Mud Losses Estimation Using Partial Least Squares Algorithm

Abstract

Abstract Lost circulation is a very expensive drilling problem and very common in highly permeable formations, fractured formations or depleted reservoirs. Estimates of annual cost worldwide for lost circulation are over a billion for lost time and materials, and remediation costs. The drilling industry has a large toolbox from which to customize lost circulation responses. However, putting a value on the effectiveness of these lost circulation mitigation methods is harder to quantify. The Rumaila field, Iraq, is one of the world's largest oilfields with overlying formations that are notorious for lost circulation issues as the formations are depleted, highly permeable and fractured. Because of the significance of the Rumaila field and the common lost circulation problems faced in drilling any well in the area, it is an ideal candidate for a statistical study to model anticipated mud losses and compare the model with actual mud losses.

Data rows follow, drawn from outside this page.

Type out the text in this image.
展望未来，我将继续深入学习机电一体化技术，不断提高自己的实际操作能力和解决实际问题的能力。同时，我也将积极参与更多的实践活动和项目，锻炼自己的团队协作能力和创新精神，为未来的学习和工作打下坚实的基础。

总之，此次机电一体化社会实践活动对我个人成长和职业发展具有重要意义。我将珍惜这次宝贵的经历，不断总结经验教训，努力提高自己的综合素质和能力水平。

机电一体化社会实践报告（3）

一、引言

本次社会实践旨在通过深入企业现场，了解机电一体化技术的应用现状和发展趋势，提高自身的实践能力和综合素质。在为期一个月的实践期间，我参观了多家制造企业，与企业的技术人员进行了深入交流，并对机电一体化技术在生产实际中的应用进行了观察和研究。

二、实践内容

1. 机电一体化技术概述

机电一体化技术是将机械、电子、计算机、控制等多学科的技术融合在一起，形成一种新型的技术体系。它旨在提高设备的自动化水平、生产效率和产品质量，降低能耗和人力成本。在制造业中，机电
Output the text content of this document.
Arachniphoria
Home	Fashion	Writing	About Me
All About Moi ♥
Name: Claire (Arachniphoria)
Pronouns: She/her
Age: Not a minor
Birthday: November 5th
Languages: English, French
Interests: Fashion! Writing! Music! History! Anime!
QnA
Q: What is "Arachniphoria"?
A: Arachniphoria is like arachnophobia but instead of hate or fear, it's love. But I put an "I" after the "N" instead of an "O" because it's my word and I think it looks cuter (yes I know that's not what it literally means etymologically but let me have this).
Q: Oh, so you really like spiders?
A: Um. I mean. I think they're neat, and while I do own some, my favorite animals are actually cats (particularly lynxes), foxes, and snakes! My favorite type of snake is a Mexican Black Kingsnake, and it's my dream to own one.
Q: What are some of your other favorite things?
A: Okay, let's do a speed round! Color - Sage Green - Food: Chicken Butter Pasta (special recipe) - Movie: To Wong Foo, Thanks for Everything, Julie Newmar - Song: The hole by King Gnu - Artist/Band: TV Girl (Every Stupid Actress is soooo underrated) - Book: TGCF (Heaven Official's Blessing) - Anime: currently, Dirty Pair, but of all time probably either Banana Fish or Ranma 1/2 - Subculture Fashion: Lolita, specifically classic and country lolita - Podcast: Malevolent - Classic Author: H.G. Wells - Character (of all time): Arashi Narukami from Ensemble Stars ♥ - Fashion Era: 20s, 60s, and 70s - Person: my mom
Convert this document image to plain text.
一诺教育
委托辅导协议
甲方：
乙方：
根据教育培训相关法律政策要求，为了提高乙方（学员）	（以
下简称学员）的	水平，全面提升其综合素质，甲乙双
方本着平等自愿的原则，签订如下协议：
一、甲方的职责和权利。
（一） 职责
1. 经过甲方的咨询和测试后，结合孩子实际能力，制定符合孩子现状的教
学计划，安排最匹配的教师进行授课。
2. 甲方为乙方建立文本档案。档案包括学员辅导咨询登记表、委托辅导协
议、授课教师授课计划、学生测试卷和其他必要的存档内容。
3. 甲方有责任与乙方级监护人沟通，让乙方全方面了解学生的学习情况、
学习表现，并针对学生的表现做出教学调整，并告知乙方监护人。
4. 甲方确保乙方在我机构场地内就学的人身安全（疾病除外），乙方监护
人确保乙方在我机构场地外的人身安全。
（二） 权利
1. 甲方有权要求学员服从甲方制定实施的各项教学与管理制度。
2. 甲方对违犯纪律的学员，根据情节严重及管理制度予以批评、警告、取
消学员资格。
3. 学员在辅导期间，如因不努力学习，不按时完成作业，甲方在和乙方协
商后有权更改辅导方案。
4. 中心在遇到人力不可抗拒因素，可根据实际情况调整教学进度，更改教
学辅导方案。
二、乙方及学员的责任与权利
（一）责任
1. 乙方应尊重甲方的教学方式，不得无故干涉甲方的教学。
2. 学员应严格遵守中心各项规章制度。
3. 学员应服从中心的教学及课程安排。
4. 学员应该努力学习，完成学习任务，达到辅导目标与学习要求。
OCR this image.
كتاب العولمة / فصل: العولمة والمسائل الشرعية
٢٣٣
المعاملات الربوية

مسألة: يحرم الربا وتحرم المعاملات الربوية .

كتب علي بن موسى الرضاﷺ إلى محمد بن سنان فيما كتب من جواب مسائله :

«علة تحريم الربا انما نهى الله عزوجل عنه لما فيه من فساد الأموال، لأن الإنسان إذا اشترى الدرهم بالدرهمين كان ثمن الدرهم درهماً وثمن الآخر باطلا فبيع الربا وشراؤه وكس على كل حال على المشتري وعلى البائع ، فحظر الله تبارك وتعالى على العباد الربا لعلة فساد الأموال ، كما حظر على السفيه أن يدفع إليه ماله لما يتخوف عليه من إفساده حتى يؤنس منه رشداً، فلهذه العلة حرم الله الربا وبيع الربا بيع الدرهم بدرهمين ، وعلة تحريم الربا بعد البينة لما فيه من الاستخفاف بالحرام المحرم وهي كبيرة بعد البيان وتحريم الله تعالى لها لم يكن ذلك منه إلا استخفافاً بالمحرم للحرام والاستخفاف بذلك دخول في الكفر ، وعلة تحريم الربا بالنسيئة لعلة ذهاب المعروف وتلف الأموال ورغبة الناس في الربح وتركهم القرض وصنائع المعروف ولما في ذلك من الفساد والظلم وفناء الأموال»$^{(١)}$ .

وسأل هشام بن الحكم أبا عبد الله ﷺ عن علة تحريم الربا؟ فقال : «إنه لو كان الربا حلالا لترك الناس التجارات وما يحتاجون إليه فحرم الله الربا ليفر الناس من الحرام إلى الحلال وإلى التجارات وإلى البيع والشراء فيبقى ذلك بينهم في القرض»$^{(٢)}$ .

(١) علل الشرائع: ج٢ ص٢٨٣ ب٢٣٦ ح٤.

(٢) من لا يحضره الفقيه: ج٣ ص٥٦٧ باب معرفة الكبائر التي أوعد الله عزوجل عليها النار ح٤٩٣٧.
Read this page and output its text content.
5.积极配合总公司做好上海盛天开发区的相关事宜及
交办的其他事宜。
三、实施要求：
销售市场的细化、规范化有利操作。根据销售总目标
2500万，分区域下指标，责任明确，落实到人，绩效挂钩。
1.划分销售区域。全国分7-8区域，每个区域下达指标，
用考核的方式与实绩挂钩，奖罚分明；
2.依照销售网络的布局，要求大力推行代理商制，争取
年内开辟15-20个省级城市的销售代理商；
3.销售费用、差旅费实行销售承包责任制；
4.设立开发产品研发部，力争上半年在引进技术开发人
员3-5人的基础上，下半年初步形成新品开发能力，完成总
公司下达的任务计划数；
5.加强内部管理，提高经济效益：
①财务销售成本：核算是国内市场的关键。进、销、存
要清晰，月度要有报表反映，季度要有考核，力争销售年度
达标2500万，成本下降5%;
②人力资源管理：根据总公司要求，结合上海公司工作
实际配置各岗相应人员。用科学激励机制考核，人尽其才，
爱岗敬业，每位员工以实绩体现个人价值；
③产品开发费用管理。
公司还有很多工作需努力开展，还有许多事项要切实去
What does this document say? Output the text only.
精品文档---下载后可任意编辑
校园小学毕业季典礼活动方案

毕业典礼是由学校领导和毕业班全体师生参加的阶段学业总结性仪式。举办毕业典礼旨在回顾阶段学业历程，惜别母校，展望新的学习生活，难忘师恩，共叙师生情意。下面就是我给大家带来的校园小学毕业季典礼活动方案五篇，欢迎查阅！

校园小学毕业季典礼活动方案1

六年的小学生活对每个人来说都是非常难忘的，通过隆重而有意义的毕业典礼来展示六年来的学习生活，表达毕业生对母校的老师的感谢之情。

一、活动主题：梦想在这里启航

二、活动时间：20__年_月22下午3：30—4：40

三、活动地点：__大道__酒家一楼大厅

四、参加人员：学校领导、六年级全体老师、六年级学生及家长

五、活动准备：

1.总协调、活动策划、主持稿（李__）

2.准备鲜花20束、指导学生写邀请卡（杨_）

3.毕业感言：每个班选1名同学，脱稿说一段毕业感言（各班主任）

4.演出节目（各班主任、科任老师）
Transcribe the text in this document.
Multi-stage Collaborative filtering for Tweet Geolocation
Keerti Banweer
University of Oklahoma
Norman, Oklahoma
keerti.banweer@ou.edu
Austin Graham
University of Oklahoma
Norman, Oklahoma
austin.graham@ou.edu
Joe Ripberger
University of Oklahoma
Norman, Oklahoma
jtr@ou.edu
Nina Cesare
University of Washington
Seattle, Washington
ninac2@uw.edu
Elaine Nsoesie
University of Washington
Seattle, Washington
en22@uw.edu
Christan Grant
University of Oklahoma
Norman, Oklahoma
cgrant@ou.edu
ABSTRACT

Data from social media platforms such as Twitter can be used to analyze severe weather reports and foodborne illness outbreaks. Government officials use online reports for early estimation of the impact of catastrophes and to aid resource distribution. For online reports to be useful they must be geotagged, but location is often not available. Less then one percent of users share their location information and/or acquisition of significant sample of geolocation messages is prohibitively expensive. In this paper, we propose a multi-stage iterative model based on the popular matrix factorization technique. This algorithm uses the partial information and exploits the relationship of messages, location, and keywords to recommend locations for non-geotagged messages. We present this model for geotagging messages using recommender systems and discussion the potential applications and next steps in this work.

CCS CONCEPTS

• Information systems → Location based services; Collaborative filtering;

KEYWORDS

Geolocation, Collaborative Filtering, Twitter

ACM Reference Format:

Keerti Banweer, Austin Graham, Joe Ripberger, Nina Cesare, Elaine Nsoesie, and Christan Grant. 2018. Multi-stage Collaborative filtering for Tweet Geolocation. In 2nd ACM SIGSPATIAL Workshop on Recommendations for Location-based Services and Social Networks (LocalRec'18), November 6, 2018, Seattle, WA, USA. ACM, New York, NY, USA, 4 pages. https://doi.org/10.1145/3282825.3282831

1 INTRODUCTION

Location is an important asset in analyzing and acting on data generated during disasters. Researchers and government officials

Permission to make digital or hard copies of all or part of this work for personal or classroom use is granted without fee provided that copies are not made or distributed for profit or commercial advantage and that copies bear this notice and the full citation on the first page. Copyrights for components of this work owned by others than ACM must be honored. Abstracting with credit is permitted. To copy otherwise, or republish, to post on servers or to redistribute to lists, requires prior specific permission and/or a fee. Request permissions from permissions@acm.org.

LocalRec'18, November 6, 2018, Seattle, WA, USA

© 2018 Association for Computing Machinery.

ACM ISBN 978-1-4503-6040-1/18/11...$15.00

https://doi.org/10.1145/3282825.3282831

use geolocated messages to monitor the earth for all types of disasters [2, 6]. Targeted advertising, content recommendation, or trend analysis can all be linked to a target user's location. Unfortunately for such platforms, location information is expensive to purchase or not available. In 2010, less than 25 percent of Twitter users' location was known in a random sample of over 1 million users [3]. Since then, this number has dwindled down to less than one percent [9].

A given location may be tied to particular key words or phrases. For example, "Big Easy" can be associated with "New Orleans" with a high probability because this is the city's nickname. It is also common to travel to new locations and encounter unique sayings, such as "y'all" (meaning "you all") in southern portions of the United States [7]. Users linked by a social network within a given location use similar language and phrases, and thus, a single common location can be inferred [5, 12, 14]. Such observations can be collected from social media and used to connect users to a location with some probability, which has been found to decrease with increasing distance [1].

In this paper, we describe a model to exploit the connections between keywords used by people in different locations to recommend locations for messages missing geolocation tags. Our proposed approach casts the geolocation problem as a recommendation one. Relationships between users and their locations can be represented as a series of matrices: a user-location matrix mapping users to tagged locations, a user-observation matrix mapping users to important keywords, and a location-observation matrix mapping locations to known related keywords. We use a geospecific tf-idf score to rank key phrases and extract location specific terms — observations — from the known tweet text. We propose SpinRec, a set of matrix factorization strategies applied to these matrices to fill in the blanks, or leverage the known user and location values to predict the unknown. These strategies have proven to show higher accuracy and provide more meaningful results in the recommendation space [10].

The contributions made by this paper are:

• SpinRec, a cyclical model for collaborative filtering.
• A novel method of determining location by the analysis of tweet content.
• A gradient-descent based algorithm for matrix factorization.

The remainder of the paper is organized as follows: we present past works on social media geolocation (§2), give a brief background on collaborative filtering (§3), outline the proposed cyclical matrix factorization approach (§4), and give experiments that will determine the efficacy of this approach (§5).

The resulting model should be able to predict average mud losses, along with other drilling parameters affecting lost circulation, and compare the different lost circulation methods used to mitigate known losses. This study provides a larger data set and different models, using a machine learning algorithm than previous studies in the Rumaila field. Data of key drilling parameters for more than 500 wells are gathered from daily drilling reports, technical reports, final wells reports, and drilling programs. Sensitivity analysis identified the most critical parameters and provides insight into the impact of those parameters on mitigating lost circulation. The models of mud loss, equivalent circulating density (ECD) and drilling rate (ROP) are then tested with new data and compared with previous regression models developed for the area. Using the same techniques, modeling of any formation can be used to analyze the current situation and develop techniques for mitigating lost circulation by controlling drilling fluid properties, the rate of penetration, response to lost circulation events, and other field parameters.